In the bakery, Sister Dominic’s project is continuing. With a team of four interested teenage girls from Nazareth House and one house mother they are focusing on improving their skills in making cakes, muffins and cookies. These are commissioned for the birthdays of visiting guests, for afternoon snacks on the weekends as well as supplying sweets for the big parties in the Mary and Joseph Hall or at local church festivities. 

The design and making of costume jewelry continues at Our Lady of Refuge Home for Girls at Vienghuk, as well crocheting bags and small souvenirs to sell overseas and locally to guests. 

The mushroom houses located near three of the children’s houses are proving to be a huge success. The children take responsibility for watering them daily and picking the ripe mushrooms when they have grown. Even with the appetites of the growing children at Sarnelli House, there is a surplus of mushrooms, and the girls at Vienghuk bag them up and walk door to door to sell them in the village. The money they make goes back to buy more mushroom spores for growing.    

The fish ponds are teeming with fish and before the rainy season in June the ponds are fished out and drained to be restocked again when they are full with rain water.  
Keeping cows is also producing results, starting with 4 cows and 1 bull, and thanks to generous donors buying us more cows, we now have seventeen. The young bulls that are born are eventually sold for $US 1000 / bull, and that money is put back into the farm. In the, dry hot months the boys have to go far and wide to find and cut fresh green grass for the cows to eat.  

Collecting cow, pig and chicken manure, turning it over and adding organic material to it weekly has it ready for the pellet making machine after about 3 months. This job is done by the older boys every week and when the organic pellets are made and packed into bags they are ready to be plowed into the rice paddies to improve the soil before planting rice every year.  
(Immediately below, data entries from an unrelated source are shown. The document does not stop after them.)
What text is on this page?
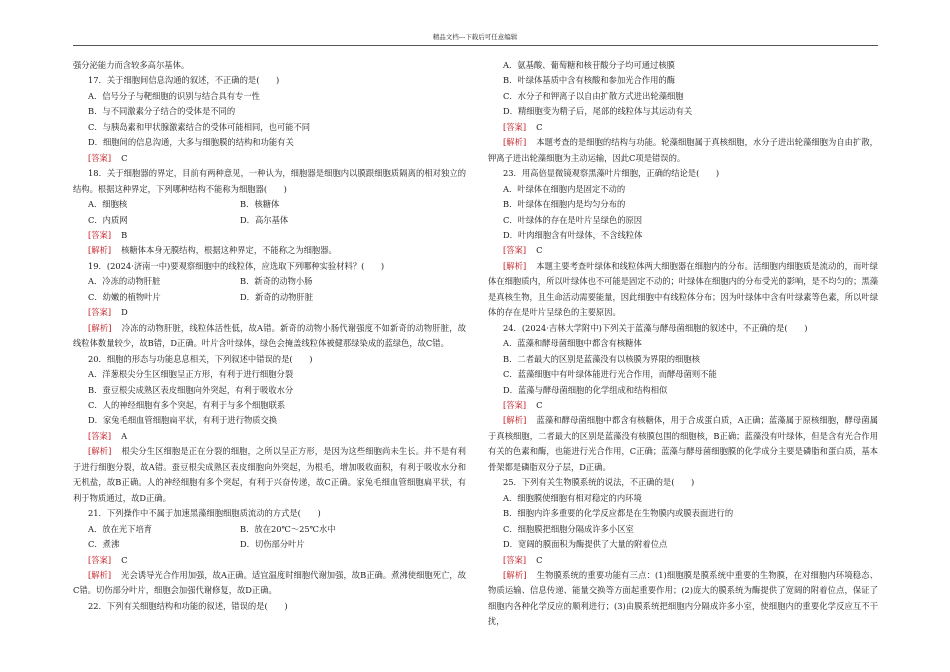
精品文档---下载后可任意编辑

强分泌能力而含较多高尔基体。

17．关于细胞间信息沟通的叙述，不正确的是(　　)

A．信号分子与靶细胞的识别与结合具有专一性
B．与不同激素分子结合的受体是不同的
C．与胰岛素和甲状腺激素结合的受体可能相同，也可能不同
D．细胞间的信息沟通，大多与细胞膜的结构和功能有关
[答案] C

18．关于细胞器的界定，目前有两种意见，一种认为，细胞器是细胞内以膜跟细胞质隔离的相对独立的结构。根据这种界定，下列哪种结构不能称为细胞器(　　)

A．细胞核	B．核糖体
C．内质网	D．高尔基体
[答案] B

[解析] 核糖体本身无膜结构，根据这种界定，不能称之为细胞器。

19．(2024·济南一中)要观察细胞中的线粒体，应选取下列哪种实验材料？(　　)

A．冷冻的动物肝脏	B．新奇的动物小肠
C．幼嫩的植物叶片	D．新奇的动物肝脏
[答案] D

[解析] 冷冻的动物肝脏，线粒体活性低，故A错。新奇的动物小肠代谢强度不如新奇的动物肝脏，故线粒体数量较少，故B错，D正确。叶片含叶绿体，绿色会掩盖线粒体被健那绿染成的蓝绿色，故C错。

20．细胞的形态与功能息息相关，下列叙述中错误的是(　　)

A．洋葱根尖分生区细胞呈正方形，有利于进行细胞分裂
B．蚕豆根尖成熟区表皮细胞向外突起，有利于吸收水分
C．人的神经细胞有多个突起，有利于与多个细胞联系
D．家兔毛细血管细胞扁平状，有利于进行物质交换
[答案] A

[解析] 根尖分生区细胞是正在分裂的细胞，之所以呈正方形，是因为这些细胞尚未生长。并不是有利于进行细胞分裂，故A错。蚕豆根尖成熟区表皮细胞向外突起，为根毛，增加吸收面积，有利于吸收水分和无机盐，故B正确。人的神经细胞有多个突起，有利于兴奋传递，故C正确。家兔毛细血管细胞扁平状，有利于物质通过，故D正确。

21．下列操作中不属于加速黑藻细胞细胞质流动的方式是(　　)

A．放在光下培育	B．放在20℃～25℃水中
C．煮沸	D．切伤部分叶片
[答案] C

[解析] 光会诱导光合作用加强，故A正确。适宜温度时细胞代谢加强，故B正确。煮沸使细胞死亡，故C错。切伤部分叶片，细胞会加强代谢修复，故D正确。

22．下列有关细胞结构和功能的叙述，错误的是(　　)

A．氨基酸、葡萄糖和核苷酸分子均可通过核膜
B．叶绿体基质中含有核酸和参加光合作用的酶
C．水分子和钾离子以自由扩散方式进出轮藻细胞
D．精细胞变为精子后，尾部的线粒体与其运动有关
[答案] C

[解析] 本题考查的是细胞的结构与功能。轮藻细胞属于真核细胞，水分子进出轮藻细胞为自由扩散，钾离子进出轮藻细胞为主动运输，因此C项是错误的。

23．用高倍显微镜观察黑藻叶片细胞，正确的结论是(　　)

A．叶绿体在细胞内是固定不动的
B．叶绿体在细胞内是均匀分布的
C．叶绿体的存在是叶片呈绿色的原因
D．叶肉细胞含有叶绿体，不含线粒体
[答案] C

[解析] 本题主要考查叶绿体和线粒体两大细胞器在细胞内的分布。活细胞内细胞质是流动的，而叶绿体在细胞质内，所以叶绿体也不可能是固定不动的；叶绿体在细胞内的分布受光的影响，是不均匀的；黑藻是真核生物，且生命活动需要能量，因此细胞中有线粒体分布；因为叶绿体中含有叶绿素等色素，所以叶绿体的存在是叶片呈绿色的主要原因。

24．(2024·吉林大学附中)下列关于蓝藻与酵母菌细胞的叙述中，不正确的是(　　)

A．蓝藻和酵母菌细胞中都含有核糖体
B．二者最大的区别是蓝藻没有以核膜为界限的细胞核
C．蓝藻细胞中有叶绿体能进行光合作用，而酵母菌则不能
D．蓝藻与酵母菌细胞的化学组成和结构相似
[答案] C

[解析] 蓝藻和酵母菌细胞中都含有核糖体，用于合成蛋白质，A正确；蓝藻属于原核细胞，酵母菌属于真核细胞，二者最大的区别是蓝藻没有核膜包围的细胞核，B正确；蓝藻没有叶绿体，但是含有光合作用有关的色素和酶，也能进行光合作用，C正确；蓝藻与酵母菌细胞膜的化学成分主要是磷脂和蛋白质，基本骨架都是磷脂双分子层，D正确。

25．下列有关生物膜系统的说法，不正确的是(　　)

A．细胞膜使细胞有相对稳定的内环境
B．细胞内许多重要的化学反应都是在生物膜内或膜表面进行的
C．细胞膜把细胞分隔成许多小区室
D．宽阔的膜面积为酶提供了大量的附着位点
[答案] C

[解析] 生物膜系统的重要功能有三点：(1)细胞膜是膜系统中重要的生物膜，在对细胞内环境稳态、物质运输、信息传递、能量交换等方面起重要作用；(2)庞大的膜系统为酶提供了宽阔的附着位点，保证了细胞内各种化学反应的顺利进行；(3)由膜系统把细胞内分隔成许多小室，使细胞内的重要化学反应互不干扰，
As well as the teenage boys who help on the farm in the holidays and on Saturdays in the school term, there are three families employed to live on the two farm sites. They manage the livestock, making organic fertiliser and the rice planting and harvesting.  Jomp’s Farm is a testament to Fr Shea’s farming background and to the hard work of all the staff and the boys. Working towards self sufficiency is helping to reduce costs, teaching the young adults new learning new skills and  improving the children’s health by having them eat fresh organic food.